最后还是沈清弦打破了沉默:"李魁呢?"
"跑了。"秦屿川收回视线,"不过这次他伤得很重,短时间内应该不会出现了。"
"那就好"沈清弦松了口气,"那个年轻人"
"救下来了,现在很安全。"
沈清弦点点头,突然咳嗽起来。秦屿川立即给他倒了杯水,小心地扶他喝下。
这个动作让两人靠得很近,秦屿川能清晰地看到沈清弦长长的睫毛和苍白的嘴唇。一股莫名的情绪在他心中涌动。
"谢谢你。"秦屿川突然说。
沈清弦微微一怔,随即笑了:"谢我什么?"
"很多。"秦屿川认真地说,"谢谢你救了我,也谢谢你为这个案子做的一切。"
沈清弦看着他的眼睛,轻声道:"那秦队长准备怎么谢我?"
他的语气中带着惯有的调侃,但眼神却格外认真。
秦屿川与他对视片刻,突然俯身,在他的额头上轻轻印下一个吻。
"这样够吗?"秦屿川直起身,耳根微微发红。
沈清弦完全愣住了,他摸了摸被亲的额头,脸上第一次出现了不知所措的表情。
"秦队长,你"
"叫我屿川。"秦屿川打断他,"以后就叫我的名字。"
沈清弦看着他,眼中的惊讶渐渐化为温柔的笑意:"好,屿川。

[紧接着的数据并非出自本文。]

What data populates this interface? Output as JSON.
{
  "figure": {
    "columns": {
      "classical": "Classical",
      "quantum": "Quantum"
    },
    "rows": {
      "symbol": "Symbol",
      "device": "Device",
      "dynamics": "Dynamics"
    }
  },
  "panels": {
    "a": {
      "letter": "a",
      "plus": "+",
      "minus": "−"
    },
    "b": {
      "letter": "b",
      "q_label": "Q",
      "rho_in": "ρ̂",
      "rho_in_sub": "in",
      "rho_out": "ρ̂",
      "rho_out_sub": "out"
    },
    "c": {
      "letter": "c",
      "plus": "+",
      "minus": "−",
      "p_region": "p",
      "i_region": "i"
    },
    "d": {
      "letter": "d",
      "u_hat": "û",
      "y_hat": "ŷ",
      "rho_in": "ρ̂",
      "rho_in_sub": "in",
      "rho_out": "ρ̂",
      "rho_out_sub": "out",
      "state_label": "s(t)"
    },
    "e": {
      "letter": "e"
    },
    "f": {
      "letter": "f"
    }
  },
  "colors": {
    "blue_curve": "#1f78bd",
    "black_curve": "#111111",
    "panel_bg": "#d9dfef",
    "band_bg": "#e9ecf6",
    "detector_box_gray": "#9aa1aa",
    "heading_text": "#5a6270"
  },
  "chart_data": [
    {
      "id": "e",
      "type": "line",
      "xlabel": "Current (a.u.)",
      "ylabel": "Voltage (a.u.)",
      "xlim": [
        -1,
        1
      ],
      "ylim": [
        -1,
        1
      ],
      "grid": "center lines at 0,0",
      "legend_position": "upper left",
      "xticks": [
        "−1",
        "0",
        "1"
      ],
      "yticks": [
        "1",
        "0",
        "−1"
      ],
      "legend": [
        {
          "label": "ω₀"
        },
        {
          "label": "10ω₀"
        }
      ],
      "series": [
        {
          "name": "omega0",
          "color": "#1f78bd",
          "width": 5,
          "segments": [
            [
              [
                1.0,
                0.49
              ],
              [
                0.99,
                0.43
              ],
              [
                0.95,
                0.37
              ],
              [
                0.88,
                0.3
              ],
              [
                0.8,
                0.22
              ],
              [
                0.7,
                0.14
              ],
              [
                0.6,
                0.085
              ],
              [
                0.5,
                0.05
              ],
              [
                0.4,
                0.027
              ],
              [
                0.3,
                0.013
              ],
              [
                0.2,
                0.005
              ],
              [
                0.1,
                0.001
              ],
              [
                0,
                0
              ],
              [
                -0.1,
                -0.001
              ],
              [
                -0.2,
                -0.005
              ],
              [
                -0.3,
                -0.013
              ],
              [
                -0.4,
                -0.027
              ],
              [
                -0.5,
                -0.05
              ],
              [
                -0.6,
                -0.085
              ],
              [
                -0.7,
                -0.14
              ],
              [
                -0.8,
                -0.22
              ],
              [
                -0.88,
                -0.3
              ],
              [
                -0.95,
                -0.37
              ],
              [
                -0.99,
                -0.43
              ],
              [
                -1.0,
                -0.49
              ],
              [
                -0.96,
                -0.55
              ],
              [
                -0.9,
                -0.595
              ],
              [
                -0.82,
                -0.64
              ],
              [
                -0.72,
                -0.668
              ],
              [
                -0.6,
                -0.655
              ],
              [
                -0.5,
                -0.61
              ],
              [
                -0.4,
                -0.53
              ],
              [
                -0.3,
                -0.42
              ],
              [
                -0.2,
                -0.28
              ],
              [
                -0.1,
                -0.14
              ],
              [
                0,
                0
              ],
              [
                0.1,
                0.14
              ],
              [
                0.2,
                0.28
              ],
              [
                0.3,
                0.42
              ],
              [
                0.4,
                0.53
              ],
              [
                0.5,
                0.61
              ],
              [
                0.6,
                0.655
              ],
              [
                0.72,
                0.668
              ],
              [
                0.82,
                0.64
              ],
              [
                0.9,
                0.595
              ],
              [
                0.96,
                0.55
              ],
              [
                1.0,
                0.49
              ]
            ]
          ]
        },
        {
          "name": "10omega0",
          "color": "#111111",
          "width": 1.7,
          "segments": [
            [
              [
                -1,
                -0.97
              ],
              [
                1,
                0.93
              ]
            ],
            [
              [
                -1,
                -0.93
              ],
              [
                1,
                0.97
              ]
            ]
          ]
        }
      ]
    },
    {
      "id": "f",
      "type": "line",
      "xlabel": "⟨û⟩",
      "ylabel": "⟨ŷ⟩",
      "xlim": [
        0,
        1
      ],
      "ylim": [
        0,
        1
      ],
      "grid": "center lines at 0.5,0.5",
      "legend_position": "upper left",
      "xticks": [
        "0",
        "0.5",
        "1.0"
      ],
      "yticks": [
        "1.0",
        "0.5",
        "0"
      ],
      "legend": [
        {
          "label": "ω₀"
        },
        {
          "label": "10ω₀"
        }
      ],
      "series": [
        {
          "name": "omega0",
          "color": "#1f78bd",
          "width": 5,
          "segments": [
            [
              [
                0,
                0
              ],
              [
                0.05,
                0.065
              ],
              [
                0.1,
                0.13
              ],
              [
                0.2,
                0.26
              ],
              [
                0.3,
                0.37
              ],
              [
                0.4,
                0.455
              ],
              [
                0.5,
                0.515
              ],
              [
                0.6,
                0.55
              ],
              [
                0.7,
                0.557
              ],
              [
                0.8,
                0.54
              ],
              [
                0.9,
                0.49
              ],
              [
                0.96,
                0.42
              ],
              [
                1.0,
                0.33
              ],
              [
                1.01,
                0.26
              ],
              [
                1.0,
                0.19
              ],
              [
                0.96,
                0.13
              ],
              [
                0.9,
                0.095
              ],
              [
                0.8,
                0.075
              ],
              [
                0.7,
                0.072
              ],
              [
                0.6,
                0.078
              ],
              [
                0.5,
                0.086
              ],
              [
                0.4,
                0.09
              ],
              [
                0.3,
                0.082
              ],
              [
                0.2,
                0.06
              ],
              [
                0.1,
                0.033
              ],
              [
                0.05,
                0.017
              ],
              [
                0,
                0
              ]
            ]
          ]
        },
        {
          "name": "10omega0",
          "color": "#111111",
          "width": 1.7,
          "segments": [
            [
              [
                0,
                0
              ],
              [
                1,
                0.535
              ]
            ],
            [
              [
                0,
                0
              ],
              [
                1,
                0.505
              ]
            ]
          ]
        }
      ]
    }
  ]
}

"
窗外,月光静静地洒进病房,为这对经历生死的搭档镀上一层银辉。他们的手不知何时已经握在一起,十指相扣。
虽然李魁仍然在逃,虽然前方还有更多的危险等待着他,但此刻,他们只想享受这难得的宁静。
夜还很长,但有些人已经找到了彼此的归宿。
白发
沈清弦在医院休养了三天。
这三天里,秦屿川几乎寸步不离地守在病房。局里的同事们都惊讶地发现,他们那个向来冷面无私的秦队长,居然会细心地给沈顾问削苹果,还会在他睡着时轻轻替他掖好被角。
"头儿这是怎么了?"小刘偷偷问其他同事,"从来没见他这么照顾过谁。"
"可能是愧疚吧。"老陈摸着下巴分析,"听说沈顾问是为了救他才变成这样的。"
只有秦屿川自己知道,那不仅仅是愧疚。
第三天下午,医生终于同意沈清弦出院。秦屿川开车送他回家,一路上两人都很沉默。
沈清弦住在城东的一处老宅子里,青砖灰瓦,朱红大门,门口还蹲着两尊石狮子,看起来很有年头。院子里种着几棵银杏树,这个时节叶子已经开始泛黄。